Menurut Posavac dan Carey (1989), evaluasi mencakup metode yang menentukan
apakan suatu layanan atau program yang dibutuhkan dan mungkin untuk digunakan,
apakah itu dilakukan secara terencana, dan apakah itu benar-benar membantu
orang-orang itu dimaksudkan untuk membantu.
Struktur,
proses, dan hasilnya
Menurut Donabedian (1966), standar struktur adalah mereka yang menilai
lingkungan di mana perawatan disediakan dan termasuk penilaian faktor seperti
kerangka organisasi, ketersediaan sumber daya, kualitatif anggota staf, dan
kepatuhan terhadap mandat hukum. Standar proses mengidentifikasi bagian
perawatan haarus diserahkam dan fokus pada kegiatan penyedia layanan kesehatan.

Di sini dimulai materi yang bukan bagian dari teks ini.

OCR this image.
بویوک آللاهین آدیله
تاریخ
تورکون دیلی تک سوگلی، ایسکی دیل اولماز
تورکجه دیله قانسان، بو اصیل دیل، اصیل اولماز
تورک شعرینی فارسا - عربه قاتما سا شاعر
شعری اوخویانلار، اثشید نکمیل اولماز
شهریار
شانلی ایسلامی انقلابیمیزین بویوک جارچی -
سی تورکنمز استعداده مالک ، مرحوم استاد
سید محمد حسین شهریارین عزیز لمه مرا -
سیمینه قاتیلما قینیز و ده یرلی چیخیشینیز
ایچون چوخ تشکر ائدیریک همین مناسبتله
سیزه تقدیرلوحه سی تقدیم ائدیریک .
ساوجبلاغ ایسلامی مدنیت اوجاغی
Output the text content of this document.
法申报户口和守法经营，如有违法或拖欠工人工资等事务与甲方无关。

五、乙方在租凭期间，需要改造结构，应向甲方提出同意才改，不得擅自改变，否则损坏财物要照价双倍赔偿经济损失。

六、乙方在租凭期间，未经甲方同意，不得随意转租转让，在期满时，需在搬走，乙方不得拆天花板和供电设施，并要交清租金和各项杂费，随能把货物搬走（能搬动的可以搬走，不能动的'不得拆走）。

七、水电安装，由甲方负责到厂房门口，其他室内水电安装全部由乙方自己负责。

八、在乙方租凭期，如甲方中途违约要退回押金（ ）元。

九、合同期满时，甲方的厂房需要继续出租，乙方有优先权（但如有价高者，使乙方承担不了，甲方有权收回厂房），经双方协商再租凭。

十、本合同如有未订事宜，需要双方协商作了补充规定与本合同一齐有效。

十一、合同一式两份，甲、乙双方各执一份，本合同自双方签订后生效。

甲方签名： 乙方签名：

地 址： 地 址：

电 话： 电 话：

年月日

Menurut America Nursing Association,
standar keperawatan kesehatan masyarakat menentukan apakah peleyanan kesehatan
yang diberikan adalah untuk kelompok. Hasil evaluasi standar klien dan
mengevaluasi apa yang klien pelajari, apa yang dilakukan, atau efek dari
intervensi pada statistik agregat. 2000 rakyat hidup sehat adalah ukuran hasil agregat.
2.2.2
Evaluasi Formatif dan Sumatif
2.2.2.1
Evaluasi formatif
Sebuah
evaluasi formatif menganalisis kegiatan yang sedang berlangsung sehari-hari dan
fungsi program yang berfokus pada pengumpulan data jangka pendek untuk
meningkatkan program. Sebagai contoh, sebuah klinik keperawatan dapat
dijadwalkan di sebuah penampungan tunawisma pukul 10.00 sampai 14.00. Jika
beberapa klien hadir, penilaian situasi dapat menentukan bahwa mereka semua di
sekolah belajar keterampilan pekerjaan atau bekerja selama jam tersebut.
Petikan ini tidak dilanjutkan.